DIARY 27 Jul 1967 On the brink

1966 Derek Perry retouch

The way I looked when I was a schoolboy. Note the school tie, tied with the narrow end showing, with a Windsor knot, wide end tucked in the shirt. For some reason, I am not wearing my fashionable black square-rimmed glasses. My hair was fair and curly, a bit of a disappointment because I could not style it as a ‘Beatle-cut’.

On the brink

Today is my girlfriend’s birthday. She has just turned 17 and goes to school in Bournville. I am 18 and have just finished school in Kings Heath.[1] I am waiting for my ‘A’ level results to see if I will be going to university in London in October.

I met my girlfriend the previous year at a youth club. I had walked other girls home from the same club but, as relationships go, they often didn’t last longer than that walk home. Some only allowed me to take them home for safety’s sake, including one girl who I considered to be very pretty with the latest bobbed hair style. The next night, my best friend walked her home; she must have like him a lot more than me because they are still married to each other.

This girlfriend was different to the other girls I had met. She was intelligent and knowledgeable. She read a lot and went to see arty films and knew about obscure musicians. She taught me how to pronounce ‘Dvořák’. I was also considered to be highly intelligent; that is a fact and not a boast.[2] But I was very ignorant of culture, politics, geography, history, literature. You don’t get these things at a boy’s school; we had sport and science.

My girlfriend opened the door to culture. We went to see foreign films, visited art galleries, listened to folk and jazz records, and went dancing. I can’t remember what we might have done to celebrate her birthday but it could well have been a Swedish film, perhaps by Ingmar Bergman. I recall seeing Smiles of a Summer Night with her.  In Birmingham, in those days, the only place to see foreign films was the Cinephone cinema on Bristol Street. This was not an art house movie theatre by any means; its staple fare was soft porn, usually Scandinavian. Bergman was probably shown simply because it was Swedish.

Until then, my life had been unremarkable. Within the petty hierarchies of family, school and church I had achieved some recognition; eldest son, head boy at primary school and class leader at Sunday school.  My place was assured and comfortable. Physical horizons were limited and stretched not much further than school and church (later replaced by the youth club). Intellectual horizons were equally narrow and my personal mental map was a landscape lacking in imagination.

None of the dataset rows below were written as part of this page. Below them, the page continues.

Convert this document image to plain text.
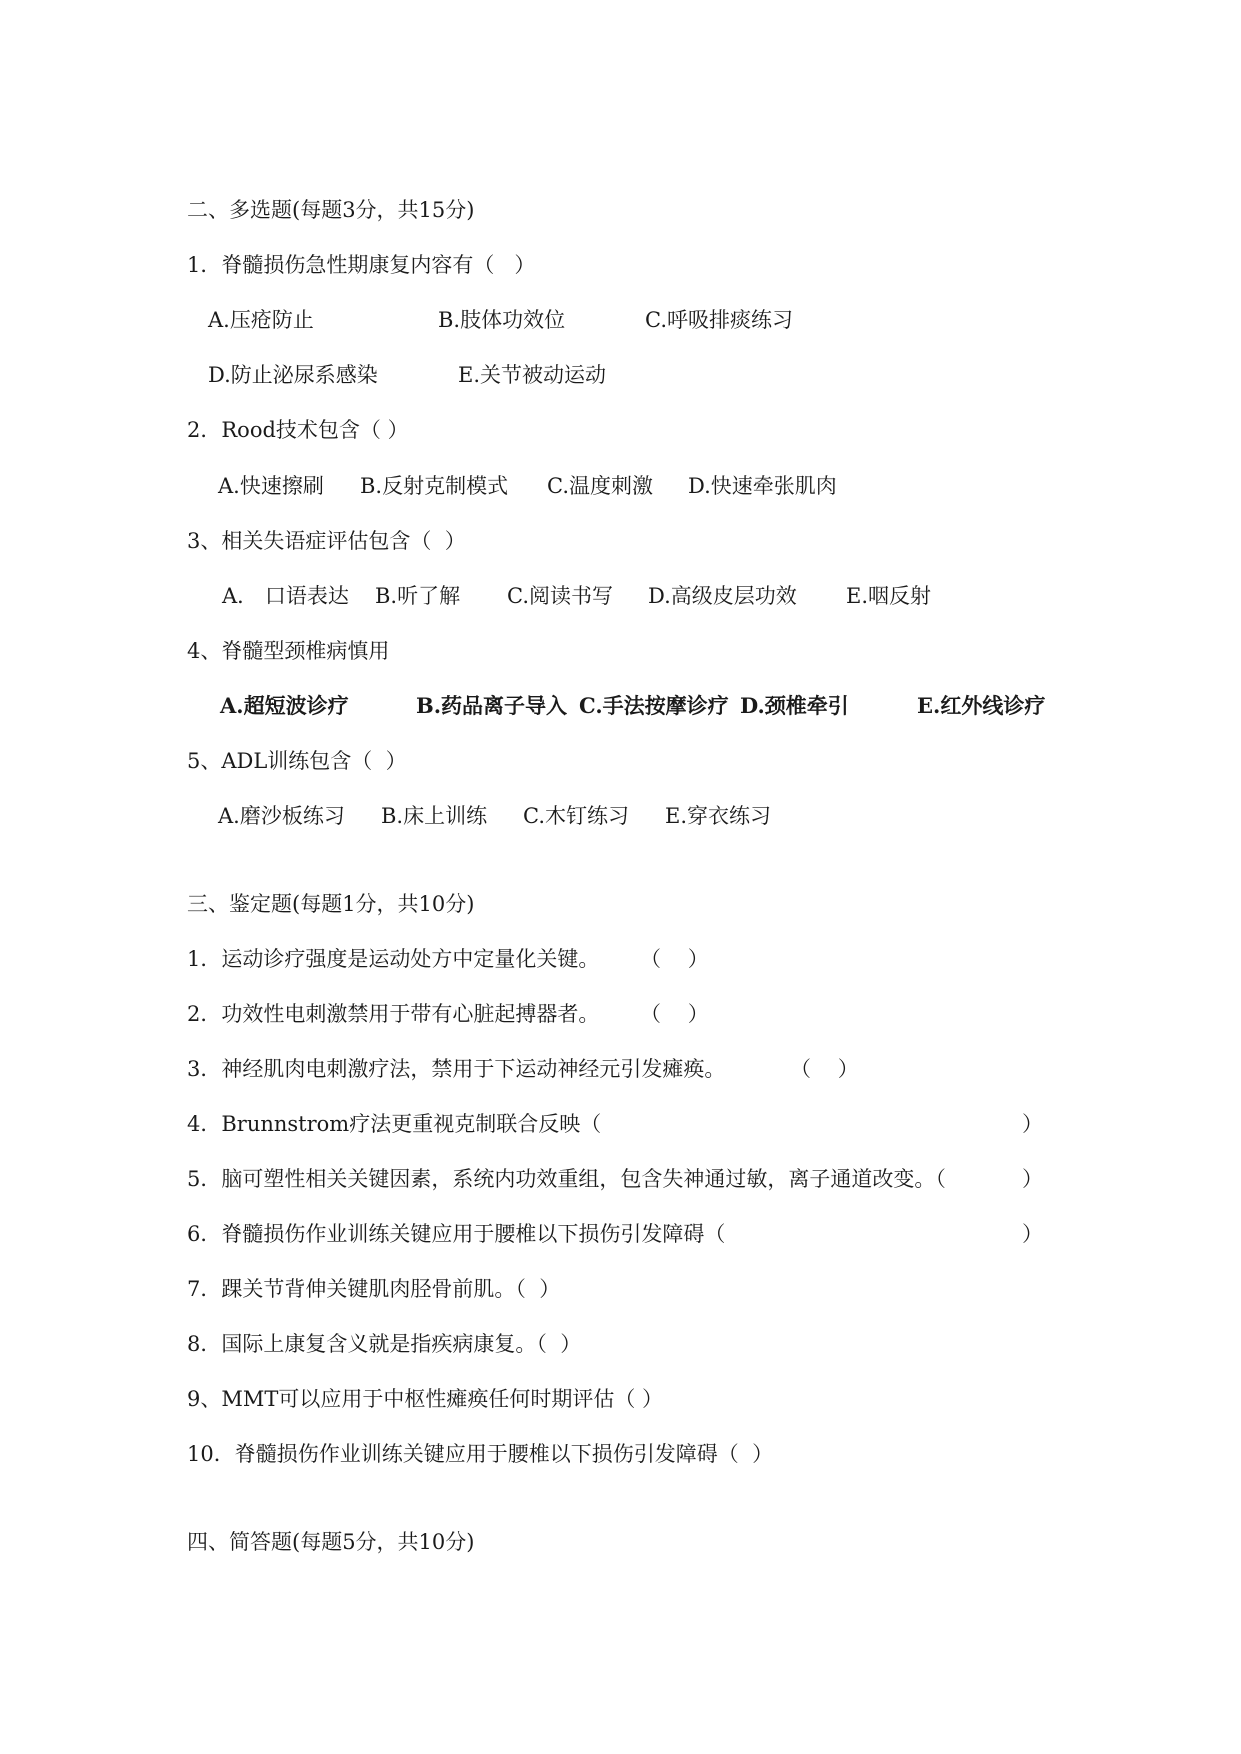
二、多选题(每题3分，共15分)
1．脊髓损伤急性期康复内容有（   ）
A.压疮防止	B.肢体功效位	C.呼吸排痰练习
D.防止泌尿系感染	E.关节被动运动
2．Rood技术包含（ ）
A.快速擦刷 B.反射克制模式 C.温度刺激 D.快速牵张肌肉
3、相关失语症评估包含（  ）
A． 口语表达 B.听了解 C.阅读书写 D.高级皮层功效 E.咽反射
4、脊髓型颈椎病慎用
A.超短波诊疗	B.药品离子导入 C.手法按摩诊疗 D.颈椎牵引	E.红外线诊疗
5、ADL训练包含（  ）
A.磨沙板练习 B.床上训练 C.木钉练习 E.穿衣练习
三、鉴定题(每题1分，共10分)
1．运动诊疗强度是运动处方中定量化关键。 （    ）
2．功效性电刺激禁用于带有心脏起搏器者。 （    ）
3．神经肌肉电刺激疗法，禁用于下运动神经元引发瘫痪。	（    ）
4．Brunnstrom疗法更重视克制联合反映（	）
5．脑可塑性相关关键因素，系统内功效重组，包含失神通过敏，离子通道改变。（	）
6．脊髓损伤作业训练关键应用于腰椎以下损伤引发障碍（	）
7．踝关节背伸关键肌肉胫骨前肌。（  ）
8．国际上康复含义就是指疾病康复。（  ）
9、MMT可以应用于中枢性瘫痪任何时期评估（ ）
10．脊髓损伤作业训练关键应用于腰椎以下损伤引发障碍（  ）
四、简答题(每题5分，共10分)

I did not really know why I wanted to go to university, especially one in London. I was clever and going to university seemed to be what clever people did. I could see Birmingham University’s tower from Raddlebarn Road, so I could at least imagine what university looked like if only at a distance. I thought it was just a bigger school with lots of people who studied a lot. My mental image of a student was someone with glasses wearing a tweed jacket, tie and a college scarf round his neck. I had chosen a subject (pharmacy) that was only available in a few places, including Nottingham and London. My future was decided when I was offered a place at Chelsea College of Science and Science and Technology, newly recognised as a college of the University of London.

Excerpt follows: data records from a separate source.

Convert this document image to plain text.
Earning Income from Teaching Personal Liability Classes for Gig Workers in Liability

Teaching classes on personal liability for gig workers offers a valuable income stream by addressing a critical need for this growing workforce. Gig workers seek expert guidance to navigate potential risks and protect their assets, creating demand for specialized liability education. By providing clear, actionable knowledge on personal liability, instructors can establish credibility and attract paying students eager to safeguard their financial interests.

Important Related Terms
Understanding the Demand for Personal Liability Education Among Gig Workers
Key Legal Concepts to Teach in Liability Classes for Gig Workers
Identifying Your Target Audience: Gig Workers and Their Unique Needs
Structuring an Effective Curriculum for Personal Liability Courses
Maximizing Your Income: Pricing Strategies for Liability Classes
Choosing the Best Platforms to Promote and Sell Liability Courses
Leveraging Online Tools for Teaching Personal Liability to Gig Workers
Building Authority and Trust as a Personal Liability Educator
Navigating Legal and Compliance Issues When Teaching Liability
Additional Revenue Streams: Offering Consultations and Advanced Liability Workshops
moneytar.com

There I was, somewhat naïve, waiting to go to Chelsea which was in the throes of being ‘swinging’ London. This boy, whose mind was already being stirred by new ideas and experiences, was beginning his personal voyage of discovery. It would prove to be eventful.

[1] King Edward VI Camp Hill School for Boys, Vicarage Road, Kings Heath.

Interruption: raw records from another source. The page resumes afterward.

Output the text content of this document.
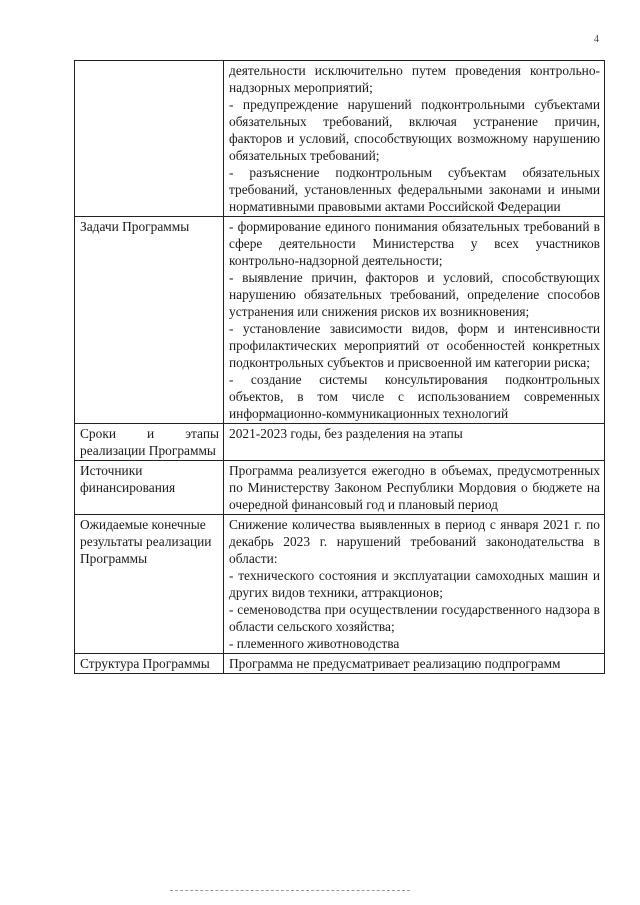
4

	деятельности исключительно путем проведения контрольно-надзорных мероприятий;
- предупреждение нарушений подконтрольными субъектами обязательных требований, включая устранение причин, факторов и условий, способствующих возможному нарушению обязательных требований;
- разъяснение подконтрольным субъектам обязательных требований, установленных федеральными законами и иными нормативными правовыми актами Российской Федерации

Задачи Программы	- формирование единого понимания обязательных требований в сфере деятельности Министерства у всех участников контрольно-надзорной деятельности;
- выявление причин, факторов и условий, способствующих нарушению обязательных требований, определение способов устранения или снижения рисков их возникновения;
- установление зависимости видов, форм и интенсивности профилактических мероприятий от особенностей конкретных подконтрольных субъектов и присвоенной им категории риска;
- создание системы консультирования подконтрольных объектов, в том числе с использованием современных информационно-коммуникационных технологий

Сроки и этапы реализации Программы	2021-2023 годы, без разделения на этапы

Источники финансирования	Программа реализуется ежегодно в объемах, предусмотренных по Министерству Законом Республики Мордовия о бюджете на очередной финансовый год и плановый период

Ожидаемые конечные результаты реализации Программы	Снижение количества выявленных в период с января 2021 г. по декабрь 2023 г. нарушений требований законодательства в области:
- технического состояния и эксплуатации самоходных машин и других видов техники, аттракционов;
- семеноводства при осуществлении государственного надзора в области сельского хозяйства;
- племенного животноводства

Структура Программы	Программа не предусматривает реализацию подпрограмм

[2] Some years later, in my late thirties, I went for some psychological tests to assess my mental health. They established (I forget the precise mathematical formulation) that if you took a group of 1000 people with a similar background to mine, I would be in the top five according to my ability to solve certain intelligence tests. Their conclusion was that I was probably bored because I was too intelligent. Perhaps like Marvin the Paranoid Android in Hitchhikers Guide to the Galaxy. Marvin is the spaceship’s robot, afflicted with severe depression and boredom, because he has a ‘brain the size of a planet’. I am not sure that I trust a diagnosis of mental illness based on a humorous fictional fantasy.